La probabilidad de un endurecimiento de la política monetaria se redujo drásticamente, lo que se reflejó de inmediato en los mercados tradicionales. Observamos una caída sincronizada en el rendimiento de los bonos del gobierno estadounidense y un debilitamiento del dólar estadounidense. Estos factores crearon un entorno ideal para el crecimiento de activos de riesgo, incluido Bitcoin, reduciendo el costo de oportunidad de mantenerlo.

Short squeeze y apetito institucional

La ruptura del nivel de $62,000 fue el detonante de un clásico short squeeze. Los traders que mantenían posiciones cortas en derivados sufrieron pérdidas que superan los $450 millones. La liquidación forzada de estas posiciones creó un efecto dominó, impulsando un mayor aumento del precio y provocando liquidaciones en la siguiente ola de vendedores en corto.

Paralelamente, el sector de los ETF de Bitcoin al contado brindó un importante apoyo al mercado. Después de un prolongado período de salidas de capital, que en junio alcanzó un récord de $4.5 mil millones, los fondos de inversión finalmente registraron una entrada neta de capital.
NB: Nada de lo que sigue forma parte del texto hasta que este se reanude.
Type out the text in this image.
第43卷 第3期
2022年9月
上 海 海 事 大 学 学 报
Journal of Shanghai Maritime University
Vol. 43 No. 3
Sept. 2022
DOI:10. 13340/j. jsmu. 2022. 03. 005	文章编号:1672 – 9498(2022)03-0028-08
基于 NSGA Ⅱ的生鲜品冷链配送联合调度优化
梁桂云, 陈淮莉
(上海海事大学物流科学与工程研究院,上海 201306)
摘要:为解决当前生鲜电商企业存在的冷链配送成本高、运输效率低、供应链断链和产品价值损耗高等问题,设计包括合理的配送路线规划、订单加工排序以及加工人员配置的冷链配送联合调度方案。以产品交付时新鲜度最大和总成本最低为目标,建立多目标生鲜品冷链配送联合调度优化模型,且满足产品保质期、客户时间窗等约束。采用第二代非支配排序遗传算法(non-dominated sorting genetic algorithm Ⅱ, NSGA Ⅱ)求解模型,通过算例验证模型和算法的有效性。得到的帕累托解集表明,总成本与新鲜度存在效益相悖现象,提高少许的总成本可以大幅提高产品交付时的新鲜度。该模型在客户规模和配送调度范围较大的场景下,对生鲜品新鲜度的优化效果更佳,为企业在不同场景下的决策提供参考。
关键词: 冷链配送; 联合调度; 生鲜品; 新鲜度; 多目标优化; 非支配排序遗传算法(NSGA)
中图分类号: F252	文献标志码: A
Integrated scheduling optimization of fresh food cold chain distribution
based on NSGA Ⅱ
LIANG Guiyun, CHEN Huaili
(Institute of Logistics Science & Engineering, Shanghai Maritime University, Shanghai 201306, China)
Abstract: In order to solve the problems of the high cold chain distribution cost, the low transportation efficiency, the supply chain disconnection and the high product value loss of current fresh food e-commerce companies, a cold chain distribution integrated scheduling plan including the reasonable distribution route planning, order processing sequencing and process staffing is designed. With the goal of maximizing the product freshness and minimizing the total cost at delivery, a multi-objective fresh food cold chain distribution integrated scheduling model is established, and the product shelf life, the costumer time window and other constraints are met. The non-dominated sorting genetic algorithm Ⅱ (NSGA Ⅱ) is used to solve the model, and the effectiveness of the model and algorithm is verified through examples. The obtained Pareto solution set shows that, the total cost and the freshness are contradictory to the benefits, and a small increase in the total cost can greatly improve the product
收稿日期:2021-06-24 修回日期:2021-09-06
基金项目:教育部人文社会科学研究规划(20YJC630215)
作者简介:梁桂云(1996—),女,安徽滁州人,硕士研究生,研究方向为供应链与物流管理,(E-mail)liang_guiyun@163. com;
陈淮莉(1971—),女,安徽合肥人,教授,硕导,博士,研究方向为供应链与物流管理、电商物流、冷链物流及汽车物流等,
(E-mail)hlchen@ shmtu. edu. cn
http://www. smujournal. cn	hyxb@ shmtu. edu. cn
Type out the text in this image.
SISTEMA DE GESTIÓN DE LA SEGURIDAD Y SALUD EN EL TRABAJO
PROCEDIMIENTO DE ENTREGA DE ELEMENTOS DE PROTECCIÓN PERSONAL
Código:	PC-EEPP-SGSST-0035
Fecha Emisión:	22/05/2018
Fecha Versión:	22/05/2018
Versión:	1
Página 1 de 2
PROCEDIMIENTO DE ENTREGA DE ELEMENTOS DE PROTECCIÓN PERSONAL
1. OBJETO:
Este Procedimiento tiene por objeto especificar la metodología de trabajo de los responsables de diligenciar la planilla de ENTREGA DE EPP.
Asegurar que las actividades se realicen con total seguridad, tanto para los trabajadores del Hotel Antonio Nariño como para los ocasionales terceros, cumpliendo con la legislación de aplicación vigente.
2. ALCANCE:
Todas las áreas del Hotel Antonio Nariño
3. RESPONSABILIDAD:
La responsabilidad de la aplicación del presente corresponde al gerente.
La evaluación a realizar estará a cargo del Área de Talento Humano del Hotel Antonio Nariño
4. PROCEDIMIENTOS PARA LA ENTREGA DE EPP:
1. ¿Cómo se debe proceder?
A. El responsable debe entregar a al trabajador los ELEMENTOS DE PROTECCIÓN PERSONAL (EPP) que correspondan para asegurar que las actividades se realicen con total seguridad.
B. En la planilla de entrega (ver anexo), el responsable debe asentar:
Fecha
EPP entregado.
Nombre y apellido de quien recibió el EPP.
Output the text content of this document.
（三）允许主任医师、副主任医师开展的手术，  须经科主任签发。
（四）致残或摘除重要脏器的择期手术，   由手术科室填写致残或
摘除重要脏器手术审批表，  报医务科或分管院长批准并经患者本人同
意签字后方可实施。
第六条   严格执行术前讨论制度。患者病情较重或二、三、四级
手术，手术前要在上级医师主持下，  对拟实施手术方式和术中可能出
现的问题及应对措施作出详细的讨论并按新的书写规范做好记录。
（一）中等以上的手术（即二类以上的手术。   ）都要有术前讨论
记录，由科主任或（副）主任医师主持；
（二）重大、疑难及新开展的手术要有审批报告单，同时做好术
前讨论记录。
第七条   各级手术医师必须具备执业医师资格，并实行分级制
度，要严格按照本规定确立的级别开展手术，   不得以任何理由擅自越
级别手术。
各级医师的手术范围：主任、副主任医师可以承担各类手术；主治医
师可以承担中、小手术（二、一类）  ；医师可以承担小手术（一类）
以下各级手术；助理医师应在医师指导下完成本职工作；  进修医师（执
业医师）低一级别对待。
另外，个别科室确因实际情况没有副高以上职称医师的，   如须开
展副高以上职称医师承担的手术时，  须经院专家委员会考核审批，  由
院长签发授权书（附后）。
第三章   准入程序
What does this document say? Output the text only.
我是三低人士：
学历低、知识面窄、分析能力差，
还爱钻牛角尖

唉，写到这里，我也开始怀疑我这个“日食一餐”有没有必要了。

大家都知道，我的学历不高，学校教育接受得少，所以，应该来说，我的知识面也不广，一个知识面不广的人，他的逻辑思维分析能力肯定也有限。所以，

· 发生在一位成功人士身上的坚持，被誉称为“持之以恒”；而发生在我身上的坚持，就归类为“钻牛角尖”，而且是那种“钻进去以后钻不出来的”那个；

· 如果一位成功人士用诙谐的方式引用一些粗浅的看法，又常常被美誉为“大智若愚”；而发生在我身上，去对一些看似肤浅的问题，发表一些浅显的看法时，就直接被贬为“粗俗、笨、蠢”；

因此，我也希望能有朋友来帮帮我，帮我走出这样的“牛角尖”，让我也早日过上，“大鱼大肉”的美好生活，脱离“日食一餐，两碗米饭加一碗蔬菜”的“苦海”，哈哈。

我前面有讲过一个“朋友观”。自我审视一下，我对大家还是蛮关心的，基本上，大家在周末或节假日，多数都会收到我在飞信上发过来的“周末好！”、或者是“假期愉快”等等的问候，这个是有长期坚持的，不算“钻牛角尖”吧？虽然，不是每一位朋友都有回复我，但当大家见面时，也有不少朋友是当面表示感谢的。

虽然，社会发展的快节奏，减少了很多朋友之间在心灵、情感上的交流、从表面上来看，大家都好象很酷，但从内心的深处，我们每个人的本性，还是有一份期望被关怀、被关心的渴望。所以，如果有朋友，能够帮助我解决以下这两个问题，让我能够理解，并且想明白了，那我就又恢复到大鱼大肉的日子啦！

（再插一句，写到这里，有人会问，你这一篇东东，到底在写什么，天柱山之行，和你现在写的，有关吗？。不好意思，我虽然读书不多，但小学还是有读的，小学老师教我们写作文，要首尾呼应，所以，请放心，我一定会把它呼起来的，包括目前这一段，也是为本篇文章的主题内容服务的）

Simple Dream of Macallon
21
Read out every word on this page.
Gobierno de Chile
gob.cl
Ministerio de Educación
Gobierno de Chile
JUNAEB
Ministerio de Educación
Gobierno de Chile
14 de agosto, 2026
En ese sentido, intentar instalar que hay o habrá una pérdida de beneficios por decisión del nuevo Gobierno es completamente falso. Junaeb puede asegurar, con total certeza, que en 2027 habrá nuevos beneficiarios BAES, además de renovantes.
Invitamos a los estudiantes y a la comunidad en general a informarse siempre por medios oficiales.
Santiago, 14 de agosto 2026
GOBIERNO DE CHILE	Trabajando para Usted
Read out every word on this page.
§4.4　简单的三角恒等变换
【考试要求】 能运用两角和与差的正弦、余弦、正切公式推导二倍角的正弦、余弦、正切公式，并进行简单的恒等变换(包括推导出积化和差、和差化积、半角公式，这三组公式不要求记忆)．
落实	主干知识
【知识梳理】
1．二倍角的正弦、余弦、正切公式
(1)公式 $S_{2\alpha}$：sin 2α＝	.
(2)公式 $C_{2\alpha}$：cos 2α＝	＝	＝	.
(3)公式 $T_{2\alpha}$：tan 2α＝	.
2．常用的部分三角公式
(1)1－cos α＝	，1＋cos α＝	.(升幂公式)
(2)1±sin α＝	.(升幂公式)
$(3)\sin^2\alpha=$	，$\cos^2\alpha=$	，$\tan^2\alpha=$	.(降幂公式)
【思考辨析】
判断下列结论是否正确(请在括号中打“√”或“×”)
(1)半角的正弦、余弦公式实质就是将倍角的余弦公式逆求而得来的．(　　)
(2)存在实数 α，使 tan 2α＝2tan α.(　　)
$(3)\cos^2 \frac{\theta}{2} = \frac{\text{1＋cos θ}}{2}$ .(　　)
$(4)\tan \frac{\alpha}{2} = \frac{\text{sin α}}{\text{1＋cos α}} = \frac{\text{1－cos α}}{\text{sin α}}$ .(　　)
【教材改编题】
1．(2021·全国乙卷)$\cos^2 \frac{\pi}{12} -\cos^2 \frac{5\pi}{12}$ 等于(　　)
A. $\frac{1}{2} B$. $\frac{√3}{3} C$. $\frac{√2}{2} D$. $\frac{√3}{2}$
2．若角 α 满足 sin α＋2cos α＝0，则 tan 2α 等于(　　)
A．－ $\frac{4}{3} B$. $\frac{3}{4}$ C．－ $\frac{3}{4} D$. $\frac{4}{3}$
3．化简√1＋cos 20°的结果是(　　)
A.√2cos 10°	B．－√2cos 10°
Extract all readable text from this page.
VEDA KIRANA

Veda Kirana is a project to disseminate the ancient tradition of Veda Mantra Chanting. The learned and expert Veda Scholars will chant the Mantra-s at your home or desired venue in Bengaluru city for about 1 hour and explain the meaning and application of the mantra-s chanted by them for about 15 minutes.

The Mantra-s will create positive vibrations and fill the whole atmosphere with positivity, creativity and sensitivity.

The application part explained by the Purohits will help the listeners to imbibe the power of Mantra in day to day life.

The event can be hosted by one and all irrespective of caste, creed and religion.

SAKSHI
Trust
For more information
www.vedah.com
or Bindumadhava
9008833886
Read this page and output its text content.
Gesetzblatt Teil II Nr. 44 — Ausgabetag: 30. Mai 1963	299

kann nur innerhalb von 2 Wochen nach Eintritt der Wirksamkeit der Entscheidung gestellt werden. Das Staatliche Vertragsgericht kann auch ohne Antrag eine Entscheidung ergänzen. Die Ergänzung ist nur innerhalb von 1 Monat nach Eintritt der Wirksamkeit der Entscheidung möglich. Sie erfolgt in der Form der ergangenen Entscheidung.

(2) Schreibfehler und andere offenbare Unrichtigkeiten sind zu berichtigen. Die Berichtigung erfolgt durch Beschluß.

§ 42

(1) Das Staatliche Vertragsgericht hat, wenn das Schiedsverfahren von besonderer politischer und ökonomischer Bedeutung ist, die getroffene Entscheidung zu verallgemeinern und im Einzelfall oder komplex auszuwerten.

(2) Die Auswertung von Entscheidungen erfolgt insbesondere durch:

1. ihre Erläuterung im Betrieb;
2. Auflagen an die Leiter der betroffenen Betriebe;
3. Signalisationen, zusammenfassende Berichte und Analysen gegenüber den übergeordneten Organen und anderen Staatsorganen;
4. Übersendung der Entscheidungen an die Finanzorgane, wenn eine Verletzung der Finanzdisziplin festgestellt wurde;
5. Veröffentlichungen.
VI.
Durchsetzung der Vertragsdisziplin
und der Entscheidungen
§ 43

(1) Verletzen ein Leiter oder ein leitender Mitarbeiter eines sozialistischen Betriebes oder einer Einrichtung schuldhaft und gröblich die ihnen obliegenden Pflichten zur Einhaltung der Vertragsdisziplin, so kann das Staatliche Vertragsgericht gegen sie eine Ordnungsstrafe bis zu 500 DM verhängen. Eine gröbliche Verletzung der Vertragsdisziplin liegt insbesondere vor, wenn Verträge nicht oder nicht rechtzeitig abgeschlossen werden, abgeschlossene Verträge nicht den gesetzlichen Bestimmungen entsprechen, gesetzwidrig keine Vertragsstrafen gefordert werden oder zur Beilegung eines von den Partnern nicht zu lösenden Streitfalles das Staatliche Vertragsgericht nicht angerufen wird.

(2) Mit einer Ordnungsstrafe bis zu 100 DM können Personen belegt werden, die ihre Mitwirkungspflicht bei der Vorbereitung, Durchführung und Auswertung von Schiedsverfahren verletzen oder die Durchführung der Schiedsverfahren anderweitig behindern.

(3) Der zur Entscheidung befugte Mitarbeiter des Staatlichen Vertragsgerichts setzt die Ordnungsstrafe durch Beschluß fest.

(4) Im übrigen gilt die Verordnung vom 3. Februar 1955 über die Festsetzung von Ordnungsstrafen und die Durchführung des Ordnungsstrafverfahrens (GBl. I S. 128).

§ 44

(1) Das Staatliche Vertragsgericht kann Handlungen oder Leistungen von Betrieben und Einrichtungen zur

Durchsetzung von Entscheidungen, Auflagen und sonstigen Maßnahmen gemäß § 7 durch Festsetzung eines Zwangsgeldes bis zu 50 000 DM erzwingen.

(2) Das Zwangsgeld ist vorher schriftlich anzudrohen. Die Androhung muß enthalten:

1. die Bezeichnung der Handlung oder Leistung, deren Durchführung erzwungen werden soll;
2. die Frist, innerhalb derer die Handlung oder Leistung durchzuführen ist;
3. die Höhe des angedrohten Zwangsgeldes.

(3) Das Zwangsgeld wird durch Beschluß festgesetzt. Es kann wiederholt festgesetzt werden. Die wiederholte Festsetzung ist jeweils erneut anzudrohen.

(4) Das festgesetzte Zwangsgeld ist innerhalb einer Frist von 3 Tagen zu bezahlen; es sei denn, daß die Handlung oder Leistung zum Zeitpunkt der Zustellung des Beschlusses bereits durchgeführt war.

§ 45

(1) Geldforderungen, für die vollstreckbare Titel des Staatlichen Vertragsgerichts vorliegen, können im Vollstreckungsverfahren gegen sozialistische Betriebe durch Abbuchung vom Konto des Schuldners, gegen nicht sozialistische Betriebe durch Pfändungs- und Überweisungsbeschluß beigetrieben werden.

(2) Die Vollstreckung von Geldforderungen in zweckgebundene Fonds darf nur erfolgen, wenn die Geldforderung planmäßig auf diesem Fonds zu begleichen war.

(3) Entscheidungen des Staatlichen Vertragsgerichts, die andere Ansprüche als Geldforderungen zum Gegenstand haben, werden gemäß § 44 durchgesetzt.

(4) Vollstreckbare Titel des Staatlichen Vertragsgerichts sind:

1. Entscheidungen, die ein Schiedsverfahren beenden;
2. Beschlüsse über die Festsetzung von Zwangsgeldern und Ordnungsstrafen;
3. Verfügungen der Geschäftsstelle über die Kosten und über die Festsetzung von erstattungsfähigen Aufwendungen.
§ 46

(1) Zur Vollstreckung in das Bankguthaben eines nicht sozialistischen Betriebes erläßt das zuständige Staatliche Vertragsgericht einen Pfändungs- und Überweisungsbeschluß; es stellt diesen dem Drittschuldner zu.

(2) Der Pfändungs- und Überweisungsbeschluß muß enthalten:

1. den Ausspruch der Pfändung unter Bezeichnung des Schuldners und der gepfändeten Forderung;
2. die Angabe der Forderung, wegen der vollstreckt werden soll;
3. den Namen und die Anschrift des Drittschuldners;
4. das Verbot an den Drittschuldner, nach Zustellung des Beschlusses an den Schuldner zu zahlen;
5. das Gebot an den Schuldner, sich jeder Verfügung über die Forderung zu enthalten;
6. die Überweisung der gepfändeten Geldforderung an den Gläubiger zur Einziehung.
Esto indica un retorno del interés por parte de los actores institucionales, quienes, al parecer, percibieron la corrección de junio como una oportunidad de entrada.

Las altcoins también mostraron una dinámica impresionante. Ether (ETH) subió aproximadamente un 4% en un día y casi un 10% en la semana, mientras que Solana (SOL) se convirtió en el líder de crecimiento entre los tokens grandes, apreciándose un 19% en siete días.

Análisis de Cryptalist: El actual short squeeze es un impulso poderoso, pero probablemente de corto plazo. El mercado entra en el tercer trimestre en condiciones de liquidez reducida, lo que aumenta la volatilidad en ambas direcciones. La pregunta clave ahora es si este crecimiento forzado puede transformarse en una demanda orgánica sostenible, o si seremos testigos de otra corrección después de la toma de ganancias. Por ahora, los fundamentos macroeconómicos parecen favorables para un mayor crecimiento.